Abb.: Artikel zur Vertragsunterzeichnung 1953 aus: Foreign Commerce Weekly. Washington: U.S. Department of Commerce. Vol. 51 (1954) No. 1, 4. Januar 1954.

Nachdem erste indische Vorstöße zur Kooperation mit den USA, Großbritannien und Japan gescheitert waren, wurde „im Januar 1953 dem damaligen indischen Staatssekretär Chanda deutscherseits der Bau eines Hüttenwerks durch deutsche Firmen vorgeschlagen“ (Stümpel 1966, S. 41. Vgl. auch Unger 2008, S. 371). In den ersten indisch-deutschen Kontaktgesprächen war schnell klar geworden, „dass die deutsche Interessengruppe über die vorgesehene Kapitalbeteiligung und Beratertätigkeit“ hinaus „stark an der gesamten Auftragsvergabe beteiligt sein würde“ (Stümpel 1966, S. 118).

„Im Jahre 1953 wurde zwischen der indischen Regierung und den Firmen Fried.
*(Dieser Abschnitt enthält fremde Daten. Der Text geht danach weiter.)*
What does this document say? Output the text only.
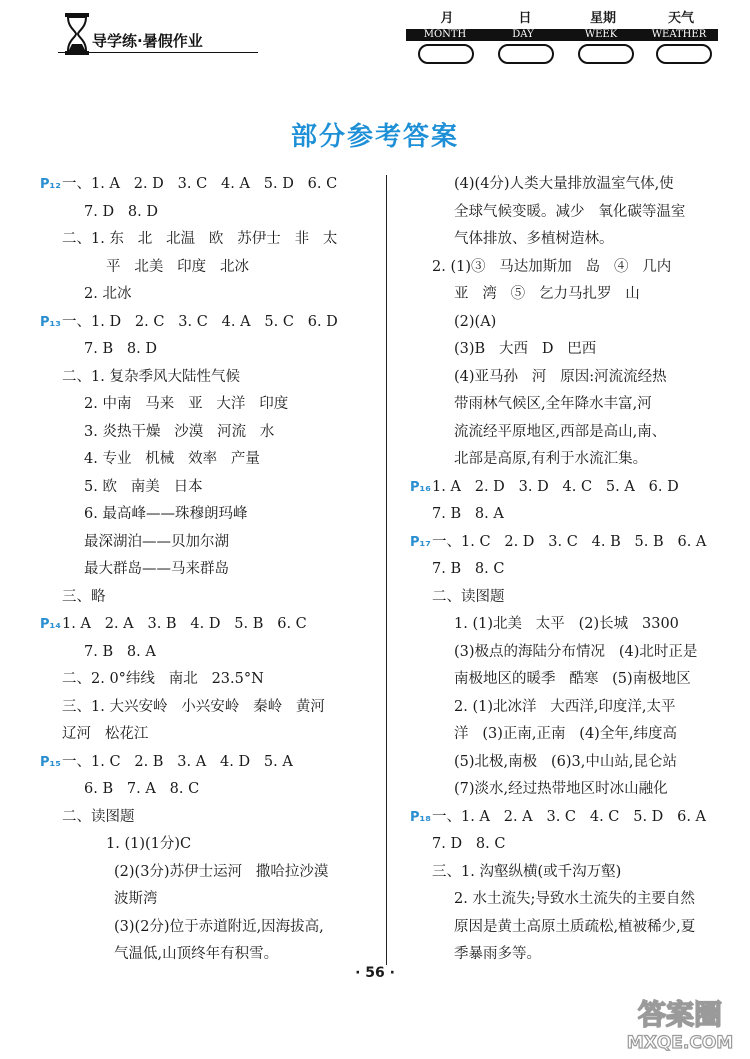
导学练·暑假作业
月	日	星期	天气
MONTH	DAY	WEEK	WEATHER
部分参考答案
P₁₂一、1. A   2. D   3. C   4. A   5. D   6. C
7. D   8. D
二、1. 东   北   北温   欧   苏伊士   非   太
平   北美   印度   北冰
2. 北冰
P₁₃一、1. D   2. C   3. C   4. A   5. C   6. D
7. B   8. D
二、1. 复杂季风大陆性气候
2. 中南   马来   亚   大洋   印度
3. 炎热干燥   沙漠   河流   水
4. 专业   机械   效率   产量
5. 欧   南美   日本
6. 最高峰——珠穆朗玛峰
最深湖泊——贝加尔湖
最大群岛——马来群岛
三、略
P₁₄1. A   2. A   3. B   4. D   5. B   6. C
7. B   8. A
二、2. 0°纬线   南北   23.5°N
三、1. 大兴安岭   小兴安岭   秦岭   黄河
辽河   松花江
P₁₅一、1. C   2. B   3. A   4. D   5. A
6. B   7. A   8. C
二、读图题
1. (1)(1分)C
(2)(3分)苏伊士运河   撒哈拉沙漠
波斯湾
(3)(2分)位于赤道附近,因海拔高,
气温低,山顶终年有积雪。
(4)(4分)人类大量排放温室气体,使
全球气候变暖。减少   氧化碳等温室
气体排放、多植树造林。
2. (1)③   马达加斯加   岛   ④   几内
亚   湾   ⑤   乞力马扎罗   山
(2)(A)
(3)B   大西   D   巴西
(4)亚马孙   河   原因:河流流经热
带雨林气候区,全年降水丰富,河
流流经平原地区,西部是高山,南、
北部是高原,有利于水流汇集。
P₁₆1. A   2. D   3. D   4. C   5. A   6. D
7. B   8. A
P₁₇一、1. C   2. D   3. C   4. B   5. B   6. A
7. B   8. C
二、读图题
1. (1)北美   太平   (2)长城   3300
(3)极点的海陆分布情况   (4)北时正是
南极地区的暖季   酷寒   (5)南极地区
2. (1)北冰洋   大西洋,印度洋,太平
洋   (3)正南,正南   (4)全年,纬度高
(5)北极,南极   (6)3,中山站,昆仑站
(7)淡水,经过热带地区时冰山融化
P₁₈一、1. A   2. A   3. C   4. C   5. D   6. A
7. D   8. C
三、1. 沟壑纵横(或千沟万壑)
2. 水土流失;导致水土流失的主要自然
原因是黄土高原土质疏松,植被稀少,夏
季暴雨多等。
· 56 ·
答案圈
MXQE.COM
Krupp und Demag AG1 ein Vertrag über die Errichtung eines integrierten Eisen- und Stahlwerkes (…) abgeschlossen.“ (Stümpel 1966, S. 37)2

Der Standort für das neue Werk wurde nach längeren Verhandlungen in die Nähe des alten Dorfes Rourkela (Orissa3) gelegt. Er liegt damit etwa 410 km westlich von Calcutta.4 Entsprechend dem Produktionsziel ist die Anlage Rourkela ausschließlich auf Flachstahl ausgelegt und im Hinblick auf spätere Erweiterungen so geplant worden, dass weitere Produktionseinheiten ohne besondere Schwierigkeiten in den Gesamtkomplex einbezogen werden können.
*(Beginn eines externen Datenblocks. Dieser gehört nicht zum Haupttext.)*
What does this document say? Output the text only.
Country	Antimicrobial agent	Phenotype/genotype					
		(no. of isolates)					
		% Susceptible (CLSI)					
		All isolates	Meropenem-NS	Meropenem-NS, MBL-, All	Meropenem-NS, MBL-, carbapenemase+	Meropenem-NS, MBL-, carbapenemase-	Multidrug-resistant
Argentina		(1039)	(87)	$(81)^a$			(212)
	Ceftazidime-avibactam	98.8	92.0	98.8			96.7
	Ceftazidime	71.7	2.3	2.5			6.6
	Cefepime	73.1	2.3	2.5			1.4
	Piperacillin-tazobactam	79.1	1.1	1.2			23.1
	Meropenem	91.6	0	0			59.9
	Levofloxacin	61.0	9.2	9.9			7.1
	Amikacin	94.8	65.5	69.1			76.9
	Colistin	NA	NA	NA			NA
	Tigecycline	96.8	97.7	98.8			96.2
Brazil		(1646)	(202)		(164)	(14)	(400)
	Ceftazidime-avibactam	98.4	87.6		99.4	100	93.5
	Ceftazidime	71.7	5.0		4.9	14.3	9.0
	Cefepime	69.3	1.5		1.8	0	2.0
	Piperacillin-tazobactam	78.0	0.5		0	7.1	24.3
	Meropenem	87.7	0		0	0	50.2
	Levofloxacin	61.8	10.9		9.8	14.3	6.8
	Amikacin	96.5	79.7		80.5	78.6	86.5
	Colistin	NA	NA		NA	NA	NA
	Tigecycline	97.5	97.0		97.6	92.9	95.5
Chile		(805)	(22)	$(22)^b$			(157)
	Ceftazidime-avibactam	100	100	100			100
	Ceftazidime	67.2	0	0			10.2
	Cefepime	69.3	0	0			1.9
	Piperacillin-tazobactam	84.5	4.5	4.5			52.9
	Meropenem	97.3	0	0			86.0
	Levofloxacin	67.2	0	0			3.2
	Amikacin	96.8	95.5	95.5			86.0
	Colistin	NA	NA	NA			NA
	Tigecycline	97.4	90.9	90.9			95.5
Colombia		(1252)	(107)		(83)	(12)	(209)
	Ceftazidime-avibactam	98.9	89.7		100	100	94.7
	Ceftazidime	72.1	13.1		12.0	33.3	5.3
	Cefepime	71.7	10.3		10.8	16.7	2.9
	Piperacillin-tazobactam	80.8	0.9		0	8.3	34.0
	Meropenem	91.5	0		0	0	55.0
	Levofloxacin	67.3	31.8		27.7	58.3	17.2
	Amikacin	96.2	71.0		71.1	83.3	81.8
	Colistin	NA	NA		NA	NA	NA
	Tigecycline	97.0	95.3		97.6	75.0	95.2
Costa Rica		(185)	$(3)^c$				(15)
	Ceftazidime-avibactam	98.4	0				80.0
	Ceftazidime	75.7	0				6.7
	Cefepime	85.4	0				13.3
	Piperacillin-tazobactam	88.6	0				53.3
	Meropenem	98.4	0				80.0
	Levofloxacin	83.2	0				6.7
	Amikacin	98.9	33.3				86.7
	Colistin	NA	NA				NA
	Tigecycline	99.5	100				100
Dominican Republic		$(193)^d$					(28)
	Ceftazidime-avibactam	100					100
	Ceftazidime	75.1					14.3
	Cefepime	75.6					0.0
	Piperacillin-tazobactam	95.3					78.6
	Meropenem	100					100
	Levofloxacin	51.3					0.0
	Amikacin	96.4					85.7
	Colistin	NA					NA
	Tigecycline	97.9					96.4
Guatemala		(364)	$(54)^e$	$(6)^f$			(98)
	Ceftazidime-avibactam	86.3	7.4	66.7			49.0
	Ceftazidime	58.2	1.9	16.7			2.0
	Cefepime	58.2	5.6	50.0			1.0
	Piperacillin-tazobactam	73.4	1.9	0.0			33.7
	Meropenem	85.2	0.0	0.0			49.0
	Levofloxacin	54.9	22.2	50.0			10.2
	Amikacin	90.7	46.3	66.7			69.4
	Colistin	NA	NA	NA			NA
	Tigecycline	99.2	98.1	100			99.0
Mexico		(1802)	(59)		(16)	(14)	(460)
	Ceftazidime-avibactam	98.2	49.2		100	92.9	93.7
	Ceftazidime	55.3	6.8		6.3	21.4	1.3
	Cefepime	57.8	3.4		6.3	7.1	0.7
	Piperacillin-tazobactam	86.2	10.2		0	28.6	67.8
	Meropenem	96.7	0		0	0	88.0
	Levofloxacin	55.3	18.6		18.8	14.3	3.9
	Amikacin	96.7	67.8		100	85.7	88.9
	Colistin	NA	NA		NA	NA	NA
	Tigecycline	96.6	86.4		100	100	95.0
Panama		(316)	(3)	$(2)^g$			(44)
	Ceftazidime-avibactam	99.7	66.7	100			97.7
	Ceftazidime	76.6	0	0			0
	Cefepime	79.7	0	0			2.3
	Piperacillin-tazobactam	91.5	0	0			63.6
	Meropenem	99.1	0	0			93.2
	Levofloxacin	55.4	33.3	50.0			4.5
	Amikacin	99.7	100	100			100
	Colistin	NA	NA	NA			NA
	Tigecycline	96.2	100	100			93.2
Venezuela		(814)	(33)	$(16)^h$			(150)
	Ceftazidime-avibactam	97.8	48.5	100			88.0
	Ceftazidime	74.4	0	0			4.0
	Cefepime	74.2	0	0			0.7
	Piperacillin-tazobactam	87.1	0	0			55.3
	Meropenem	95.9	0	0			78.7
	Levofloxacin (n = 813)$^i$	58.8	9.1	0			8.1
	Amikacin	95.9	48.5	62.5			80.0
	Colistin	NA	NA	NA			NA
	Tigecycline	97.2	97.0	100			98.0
(Stümpel 1966, S. 38. Vgl. auch S. 41-44)

Unternehmensrechtlich gesehen war der indische Partner der Deutschen die „(e)ntsprechend dem Bonner Memorandum vom 15.8.1953“ gegründete indische Gesellschaft „Hindustan Steel (anfänglich – T.L.: Private) Limited“ (HSPL bzw. HSL) mit Sitz im Staate Delhi (Stümpel 1966, S. 43).
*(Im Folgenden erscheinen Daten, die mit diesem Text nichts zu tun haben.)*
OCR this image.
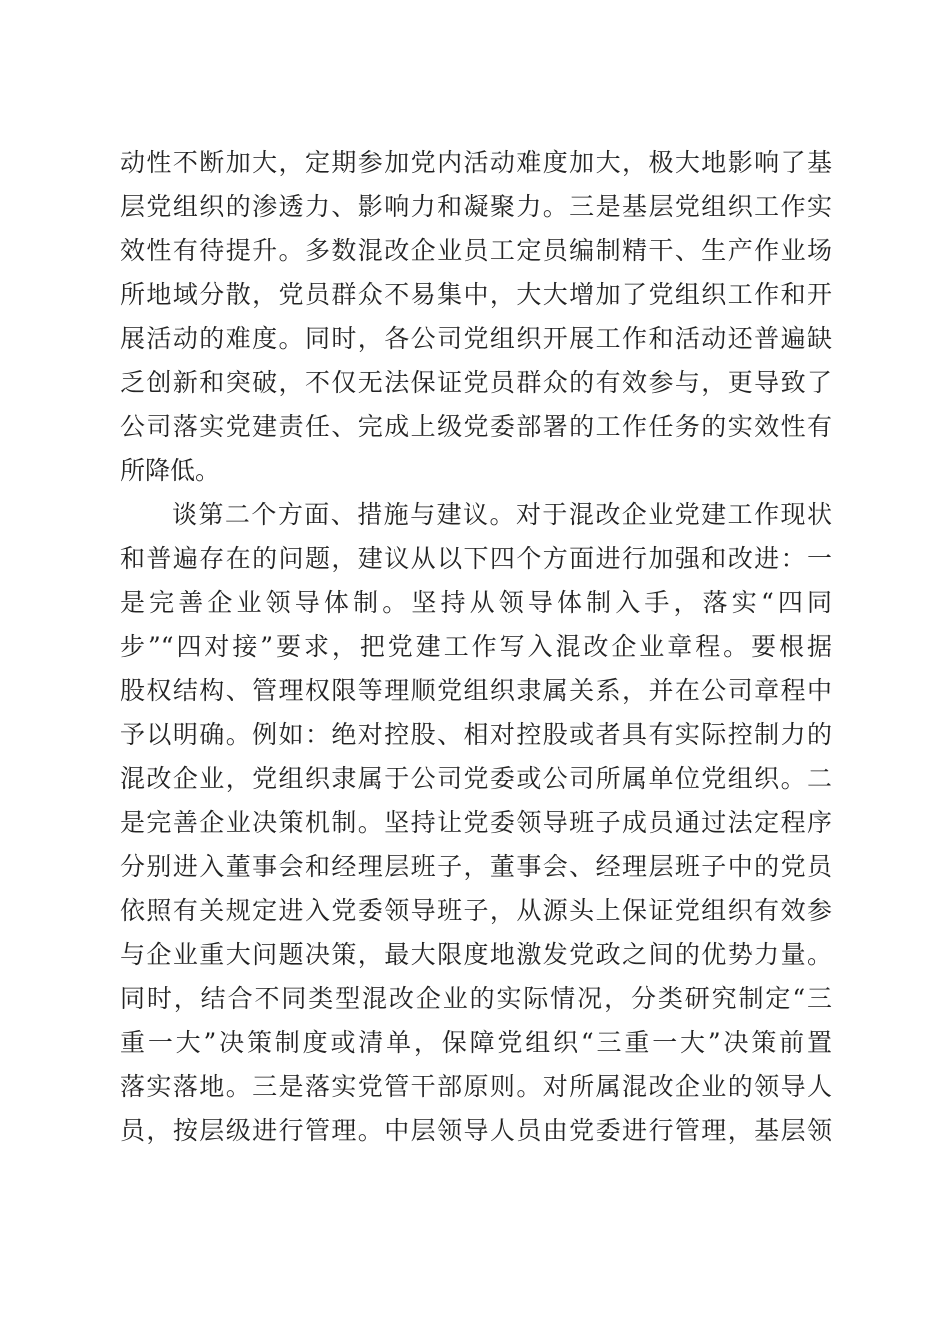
动性不断加大，定期参加党内活动难度加大，极大地影响了基
层党组织的渗透力、影响力和凝聚力。三是基层党组织工作实
效性有待提升。多数混改企业员工定员编制精干、生产作业场
所地域分散，党员群众不易集中，大大增加了党组织工作和开
展活动的难度。同时，各公司党组织开展工作和活动还普遍缺
乏创新和突破，不仅无法保证党员群众的有效参与，更导致了
公司落实党建责任、完成上级党委部署的工作任务的实效性有
所降低。
谈第二个方面、措施与建议。对于混改企业党建工作现状
和普遍存在的问题，建议从以下四个方面进行加强和改进：一
是完善企业领导体制。坚持从领导体制入手，落实“四同
步”“四对接”要求，把党建工作写入混改企业章程。要根据
股权结构、管理权限等理顺党组织隶属关系，并在公司章程中
予以明确。例如：绝对控股、相对控股或者具有实际控制力的
混改企业，党组织隶属于公司党委或公司所属单位党组织。二
是完善企业决策机制。坚持让党委领导班子成员通过法定程序
分别进入董事会和经理层班子，董事会、经理层班子中的党员
依照有关规定进入党委领导班子，从源头上保证党组织有效参
与企业重大问题决策，最大限度地激发党政之间的优势力量。
同时，结合不同类型混改企业的实际情况，分类研究制定“三
重一大”决策制度或清单，保障党组织“三重一大”决策前置
落实落地。三是落实党管干部原则。对所属混改企业的领导人
员，按层级进行管理。中层领导人员由党委进行管理，基层领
Ab dem 16. März 1954 existierte eine „Indien-Gemeinschaft Krupp-Demag GmbH“ in Duisburg (vgl. Stümpel 1966, S. 43 und Lebenslauf), in vielen Texten auch als „Combine“ bezeichnet (S. 65). Die deutsche Firmengemeinschaft war (…)

(…) auf der einen Seite mit einem Höchstbetrag von 95 Mill. Rs. an dem zu errichtenden Hüttenwerk beteiligt. Sie sollte hierüber Aktien erhalten im Verhältnis 1:4 zum indischen Partner. Auf der anderen Seite fungierte die deutsche Firmengemeinschaft für die indische Regierung hinsichtlich der Planung und Plandurchführung auch als technischer Berater. Aufgrund der globalen Tenderung konnte sie sich auch an der Angebotsabgabe beteiligen (jetzt allerdings jede Firma für sich) und bei einem eventuellen Zuschlag als Lieferer gegenüber der indischen Regierung auftreten.

(Stümpel 1966, S. 44)

Die Beteiligung an der Ausschreibung war auch von Erfolg gekrönt.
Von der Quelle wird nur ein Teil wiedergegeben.